La durée du visa en question sera de 240 jours pour les journalistes étrangers et de 90 jours pour les journalistes chinois.
D’un autre côté, même si les périodes de visa réduites à 240 jours peuvent être prolongées, la règle des visas de 90 jours pour les journalistes chinois ne couvrira pas les journalistes des régions administratives spéciales de Hong Kong et de Macao.
Le règlement devrait entrer en vigueur 60 jours après sa publication au Journal officiel des États-Unis.
L’ambassade de Chine à Washington n’a pas répondu à une demande de commentaires sur cette décision.

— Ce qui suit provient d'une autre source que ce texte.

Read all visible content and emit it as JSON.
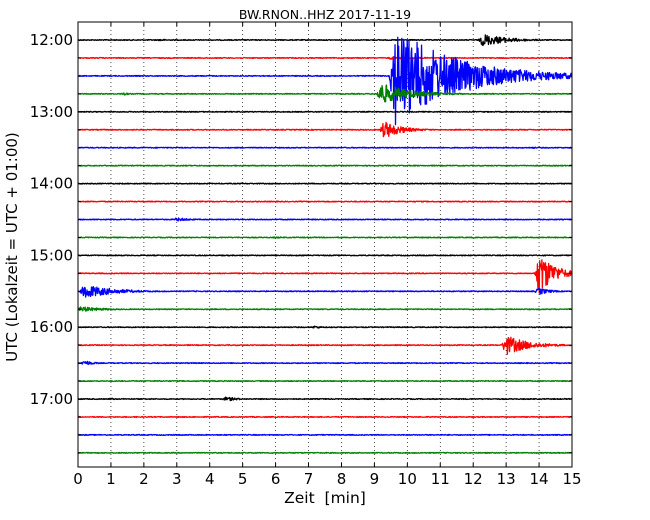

Dans une déclaration faite par Reporters sans frontières (RSF), il a été déclaré que le raccourcissement de la durée des visas suscitait une certaine colère et que «ce changement élimine la possibilité pour les journalistes internationaux de faire des reportages depuis les États-Unis et rend extrêmement difficile le travail des organisations médiatiques internationales ici». L’expression a été utilisée.
Dans sa déclaration concernant le raccourcissement de la durée des visas, le Comité pour la protection des journalistes a qualifié la nouvelle politique des visas de « comportement régressif de la démocratie ».
Tout en présentant ce changement comme une recommandation en août 2025, le ministère a déclaré que l’augmentation du nombre de journalistes étrangers aux États-Unis « pose un défi » en termes de capacité des « non-immigrés à se surveiller et à se superviser pendant leur séjour aux États-Unis ».